Di era globalisasi, pendangkalan iman marak terjadi. Perhatikan program-program kristenisasi lewat bakti sosial, pemberian bea siswa, pemberian sembako, sampai dengan cara halus lewat inflitrasi pemikiran liberalisme, sekularisme, dan pluralisme dengan kemasan bahasa memikat yang seakan-akan ilmiah dan benar adanya.
Maka cara ideal dalam mengantisipasi terjadinya kemerosotan rasa yakin yang kuat kepada Allah adalah dengan mendengarkan ayat-ayat Al-Quran yang menunjukkan jalan kebenaran dan seruan yang dikumandangkan Rasulullah SAW. Ini akan bisa kita baca lewat buku-buku karya ulama yang handal dan mempunyai kualitas yang mumpuni.

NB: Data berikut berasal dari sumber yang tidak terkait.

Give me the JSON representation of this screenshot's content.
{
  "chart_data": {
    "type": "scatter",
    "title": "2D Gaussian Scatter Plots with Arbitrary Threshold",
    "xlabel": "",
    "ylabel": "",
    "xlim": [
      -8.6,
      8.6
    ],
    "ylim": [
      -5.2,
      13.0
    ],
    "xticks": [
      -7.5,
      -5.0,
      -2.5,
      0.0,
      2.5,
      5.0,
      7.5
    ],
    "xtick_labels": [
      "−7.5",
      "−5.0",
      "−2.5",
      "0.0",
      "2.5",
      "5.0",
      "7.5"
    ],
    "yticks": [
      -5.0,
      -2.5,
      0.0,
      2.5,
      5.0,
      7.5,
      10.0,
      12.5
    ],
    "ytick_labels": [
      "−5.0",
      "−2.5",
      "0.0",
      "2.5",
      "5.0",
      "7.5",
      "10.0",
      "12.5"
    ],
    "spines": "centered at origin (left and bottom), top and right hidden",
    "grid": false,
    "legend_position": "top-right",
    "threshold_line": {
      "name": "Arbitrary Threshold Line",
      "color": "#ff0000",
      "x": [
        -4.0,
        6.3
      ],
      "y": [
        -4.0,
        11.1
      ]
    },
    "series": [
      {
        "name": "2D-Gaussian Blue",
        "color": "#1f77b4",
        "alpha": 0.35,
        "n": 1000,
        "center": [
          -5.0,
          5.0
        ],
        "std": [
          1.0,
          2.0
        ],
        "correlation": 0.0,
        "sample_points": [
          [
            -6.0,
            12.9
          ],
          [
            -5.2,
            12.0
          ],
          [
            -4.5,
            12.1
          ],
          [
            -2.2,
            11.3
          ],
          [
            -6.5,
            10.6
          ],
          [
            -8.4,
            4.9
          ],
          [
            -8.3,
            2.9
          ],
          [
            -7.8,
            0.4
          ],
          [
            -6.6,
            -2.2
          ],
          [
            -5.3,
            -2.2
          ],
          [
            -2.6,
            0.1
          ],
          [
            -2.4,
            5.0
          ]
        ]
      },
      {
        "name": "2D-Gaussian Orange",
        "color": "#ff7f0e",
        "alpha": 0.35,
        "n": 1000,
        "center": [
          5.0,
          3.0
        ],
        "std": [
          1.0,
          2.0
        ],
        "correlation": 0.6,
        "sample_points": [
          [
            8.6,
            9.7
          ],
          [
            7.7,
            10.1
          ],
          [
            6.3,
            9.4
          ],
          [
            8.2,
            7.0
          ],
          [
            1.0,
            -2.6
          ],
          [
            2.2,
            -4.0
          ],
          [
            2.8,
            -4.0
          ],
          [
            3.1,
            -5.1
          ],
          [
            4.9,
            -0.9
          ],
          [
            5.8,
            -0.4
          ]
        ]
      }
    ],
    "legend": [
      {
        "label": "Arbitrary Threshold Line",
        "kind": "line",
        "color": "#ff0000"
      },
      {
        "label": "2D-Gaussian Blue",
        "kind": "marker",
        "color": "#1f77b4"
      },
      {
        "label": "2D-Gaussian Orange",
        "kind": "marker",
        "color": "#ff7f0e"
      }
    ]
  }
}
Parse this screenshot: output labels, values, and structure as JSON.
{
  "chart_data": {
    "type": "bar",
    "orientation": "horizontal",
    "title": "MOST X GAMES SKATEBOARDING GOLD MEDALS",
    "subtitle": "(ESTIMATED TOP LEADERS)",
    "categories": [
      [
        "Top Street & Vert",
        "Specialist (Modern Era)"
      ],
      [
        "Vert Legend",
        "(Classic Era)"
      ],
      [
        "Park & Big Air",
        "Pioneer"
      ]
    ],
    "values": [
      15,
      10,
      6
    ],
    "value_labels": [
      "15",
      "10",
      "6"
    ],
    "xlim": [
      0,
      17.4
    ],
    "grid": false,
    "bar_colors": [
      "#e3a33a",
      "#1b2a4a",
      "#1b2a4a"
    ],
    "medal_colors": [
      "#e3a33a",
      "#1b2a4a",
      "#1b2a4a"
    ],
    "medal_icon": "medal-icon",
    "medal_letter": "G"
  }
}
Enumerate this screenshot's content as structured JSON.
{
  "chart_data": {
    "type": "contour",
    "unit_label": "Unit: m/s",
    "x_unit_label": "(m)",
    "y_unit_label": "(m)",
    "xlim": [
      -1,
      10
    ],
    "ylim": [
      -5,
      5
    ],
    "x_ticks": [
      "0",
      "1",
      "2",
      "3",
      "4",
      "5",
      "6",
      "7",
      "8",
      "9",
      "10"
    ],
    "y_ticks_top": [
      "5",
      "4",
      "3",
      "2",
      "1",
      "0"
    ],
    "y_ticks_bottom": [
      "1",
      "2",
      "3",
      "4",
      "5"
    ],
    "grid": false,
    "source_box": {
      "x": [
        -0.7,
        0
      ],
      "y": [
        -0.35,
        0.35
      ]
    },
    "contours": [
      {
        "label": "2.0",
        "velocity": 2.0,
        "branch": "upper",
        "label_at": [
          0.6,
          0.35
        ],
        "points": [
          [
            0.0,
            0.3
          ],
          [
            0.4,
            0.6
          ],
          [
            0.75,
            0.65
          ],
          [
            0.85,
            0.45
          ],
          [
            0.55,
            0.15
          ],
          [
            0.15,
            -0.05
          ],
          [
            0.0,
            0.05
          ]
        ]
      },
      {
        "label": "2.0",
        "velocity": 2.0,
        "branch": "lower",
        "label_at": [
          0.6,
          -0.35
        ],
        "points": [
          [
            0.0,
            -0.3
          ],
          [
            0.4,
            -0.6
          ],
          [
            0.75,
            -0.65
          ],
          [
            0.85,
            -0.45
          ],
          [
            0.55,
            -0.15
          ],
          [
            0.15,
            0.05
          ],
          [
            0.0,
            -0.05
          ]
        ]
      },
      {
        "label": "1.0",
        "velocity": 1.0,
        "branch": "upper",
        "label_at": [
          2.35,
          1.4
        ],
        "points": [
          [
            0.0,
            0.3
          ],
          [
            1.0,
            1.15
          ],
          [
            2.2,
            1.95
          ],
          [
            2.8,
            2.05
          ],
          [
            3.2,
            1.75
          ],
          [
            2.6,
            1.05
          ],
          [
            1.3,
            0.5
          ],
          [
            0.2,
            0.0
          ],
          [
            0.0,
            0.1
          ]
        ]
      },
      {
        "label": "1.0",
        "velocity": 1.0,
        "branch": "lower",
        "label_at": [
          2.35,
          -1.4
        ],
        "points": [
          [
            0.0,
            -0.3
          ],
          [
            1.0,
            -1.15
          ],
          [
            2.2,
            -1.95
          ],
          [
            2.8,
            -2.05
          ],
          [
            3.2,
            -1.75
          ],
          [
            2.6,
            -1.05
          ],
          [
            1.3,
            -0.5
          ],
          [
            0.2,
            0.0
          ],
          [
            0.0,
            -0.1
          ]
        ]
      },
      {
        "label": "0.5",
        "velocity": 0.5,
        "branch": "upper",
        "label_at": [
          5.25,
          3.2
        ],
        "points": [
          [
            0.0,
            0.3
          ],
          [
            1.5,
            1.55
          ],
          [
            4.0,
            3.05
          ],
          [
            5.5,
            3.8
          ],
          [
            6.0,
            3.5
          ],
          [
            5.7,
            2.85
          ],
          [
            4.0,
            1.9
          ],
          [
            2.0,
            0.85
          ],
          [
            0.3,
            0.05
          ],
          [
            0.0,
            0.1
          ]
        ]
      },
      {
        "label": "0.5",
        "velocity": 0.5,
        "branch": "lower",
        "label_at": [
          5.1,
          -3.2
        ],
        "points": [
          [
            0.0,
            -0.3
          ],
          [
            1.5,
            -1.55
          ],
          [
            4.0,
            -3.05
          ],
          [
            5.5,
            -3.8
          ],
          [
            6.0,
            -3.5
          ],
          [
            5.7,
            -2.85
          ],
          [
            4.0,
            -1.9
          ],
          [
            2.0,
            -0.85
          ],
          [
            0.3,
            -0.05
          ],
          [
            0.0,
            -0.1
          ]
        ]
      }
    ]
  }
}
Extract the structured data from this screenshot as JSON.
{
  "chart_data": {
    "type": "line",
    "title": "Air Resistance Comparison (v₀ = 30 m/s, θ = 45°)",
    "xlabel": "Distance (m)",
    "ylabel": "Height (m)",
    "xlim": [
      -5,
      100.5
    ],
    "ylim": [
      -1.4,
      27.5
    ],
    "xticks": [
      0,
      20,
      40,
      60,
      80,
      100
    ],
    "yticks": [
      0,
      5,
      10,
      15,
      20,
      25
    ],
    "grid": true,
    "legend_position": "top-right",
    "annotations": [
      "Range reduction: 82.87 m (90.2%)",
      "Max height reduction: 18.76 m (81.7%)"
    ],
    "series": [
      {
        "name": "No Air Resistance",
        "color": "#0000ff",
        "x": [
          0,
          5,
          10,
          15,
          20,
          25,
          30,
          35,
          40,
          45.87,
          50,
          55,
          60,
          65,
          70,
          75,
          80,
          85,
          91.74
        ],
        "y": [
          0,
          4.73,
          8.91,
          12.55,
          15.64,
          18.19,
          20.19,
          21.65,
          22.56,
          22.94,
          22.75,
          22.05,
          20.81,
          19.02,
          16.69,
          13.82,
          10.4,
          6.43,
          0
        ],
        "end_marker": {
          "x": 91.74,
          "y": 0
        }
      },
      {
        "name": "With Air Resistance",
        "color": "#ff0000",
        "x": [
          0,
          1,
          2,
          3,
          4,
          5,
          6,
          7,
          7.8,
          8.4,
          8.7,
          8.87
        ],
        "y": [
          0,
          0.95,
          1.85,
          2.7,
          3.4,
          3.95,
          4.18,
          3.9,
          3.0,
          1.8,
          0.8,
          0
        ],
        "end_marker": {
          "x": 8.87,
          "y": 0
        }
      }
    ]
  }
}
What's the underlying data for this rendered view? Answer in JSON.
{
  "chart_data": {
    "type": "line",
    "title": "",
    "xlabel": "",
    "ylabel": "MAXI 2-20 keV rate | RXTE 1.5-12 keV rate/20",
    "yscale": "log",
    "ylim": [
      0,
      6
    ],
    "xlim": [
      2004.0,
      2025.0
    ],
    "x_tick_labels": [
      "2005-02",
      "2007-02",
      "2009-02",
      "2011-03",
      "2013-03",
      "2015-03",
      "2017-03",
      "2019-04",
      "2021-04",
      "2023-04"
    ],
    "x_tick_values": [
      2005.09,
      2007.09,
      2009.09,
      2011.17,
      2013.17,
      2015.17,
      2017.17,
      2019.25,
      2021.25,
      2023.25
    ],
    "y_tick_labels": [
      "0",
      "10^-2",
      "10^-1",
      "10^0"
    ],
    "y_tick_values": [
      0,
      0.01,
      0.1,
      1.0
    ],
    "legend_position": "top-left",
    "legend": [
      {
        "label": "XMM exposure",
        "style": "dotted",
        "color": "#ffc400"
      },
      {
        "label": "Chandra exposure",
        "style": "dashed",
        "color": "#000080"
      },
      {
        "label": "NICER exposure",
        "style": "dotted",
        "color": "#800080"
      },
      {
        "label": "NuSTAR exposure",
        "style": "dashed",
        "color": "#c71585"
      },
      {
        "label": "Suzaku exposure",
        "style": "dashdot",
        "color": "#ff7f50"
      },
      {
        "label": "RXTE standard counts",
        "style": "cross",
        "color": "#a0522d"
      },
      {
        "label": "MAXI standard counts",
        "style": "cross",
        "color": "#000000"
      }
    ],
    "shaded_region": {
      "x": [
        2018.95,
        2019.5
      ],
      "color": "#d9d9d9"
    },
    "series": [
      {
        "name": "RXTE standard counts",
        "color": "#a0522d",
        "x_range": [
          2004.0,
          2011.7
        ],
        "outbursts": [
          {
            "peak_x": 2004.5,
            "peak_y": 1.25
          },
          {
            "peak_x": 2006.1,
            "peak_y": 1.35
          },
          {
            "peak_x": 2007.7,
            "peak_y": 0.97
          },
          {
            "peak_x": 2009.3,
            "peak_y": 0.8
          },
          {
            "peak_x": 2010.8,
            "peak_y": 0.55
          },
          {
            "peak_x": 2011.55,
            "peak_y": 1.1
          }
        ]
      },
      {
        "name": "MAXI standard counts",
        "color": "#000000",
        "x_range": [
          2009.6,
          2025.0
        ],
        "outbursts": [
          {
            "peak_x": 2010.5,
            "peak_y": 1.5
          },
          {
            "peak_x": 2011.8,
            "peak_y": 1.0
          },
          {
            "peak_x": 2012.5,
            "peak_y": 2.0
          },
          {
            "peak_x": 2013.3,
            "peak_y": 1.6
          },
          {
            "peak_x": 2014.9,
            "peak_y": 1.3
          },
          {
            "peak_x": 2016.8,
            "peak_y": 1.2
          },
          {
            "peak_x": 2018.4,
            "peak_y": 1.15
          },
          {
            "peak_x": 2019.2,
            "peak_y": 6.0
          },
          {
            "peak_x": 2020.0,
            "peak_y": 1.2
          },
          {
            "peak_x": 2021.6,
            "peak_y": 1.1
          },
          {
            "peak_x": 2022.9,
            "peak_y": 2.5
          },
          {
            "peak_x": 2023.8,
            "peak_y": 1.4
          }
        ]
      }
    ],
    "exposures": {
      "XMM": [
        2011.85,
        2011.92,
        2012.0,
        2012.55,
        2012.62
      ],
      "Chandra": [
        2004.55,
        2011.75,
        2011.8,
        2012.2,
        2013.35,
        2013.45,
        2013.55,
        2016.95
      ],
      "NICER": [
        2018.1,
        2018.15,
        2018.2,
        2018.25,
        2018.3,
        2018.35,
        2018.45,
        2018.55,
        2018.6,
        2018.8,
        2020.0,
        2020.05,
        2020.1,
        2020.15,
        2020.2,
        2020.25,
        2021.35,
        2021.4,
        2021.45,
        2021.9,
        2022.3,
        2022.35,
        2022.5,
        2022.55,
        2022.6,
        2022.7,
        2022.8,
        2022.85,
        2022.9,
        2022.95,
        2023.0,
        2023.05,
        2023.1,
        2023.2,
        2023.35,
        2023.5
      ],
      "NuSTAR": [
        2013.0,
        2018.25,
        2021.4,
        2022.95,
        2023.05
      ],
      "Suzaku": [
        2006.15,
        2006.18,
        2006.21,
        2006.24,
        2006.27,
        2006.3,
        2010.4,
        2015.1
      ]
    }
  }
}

“Dan apakah tidak cukup bagi mereka bahwasanya Kami telah menurunkan kepadamu Al-Kitab (Al Qur'an) sedang dia dibacakan kepada mereka ? Sesungguhnya dalam (Al Qur'an) itu terdapat rahmat yang besar dan pelajaran bagi orang-orang yang beriman.” (Qs. Al-`Ankabut: 51)
Selain itu, hal berikutnya yang bisa kita lakukan adalah, setiap kali kita melihat alam sekeliling, kita seyogyanya melihat dengan pandangan penuh hikmah atas segala kecanggihan produk ciptaan Allah di jagad raya ini.

“Kami akan memperlihatkan kepada mereka tanda-tanda (kekuasaan) Kami di segala wilayah bumi dan pada diri mereka sendiri, hingga jelas bagi mereka bahwa Al Qur'an itu adalah benar. Tidakkah cukup bahwa sesungguhnya Tuhanmu menjadi saksi atas segala sesuatu ?” (Qs. Fusshilat: 53).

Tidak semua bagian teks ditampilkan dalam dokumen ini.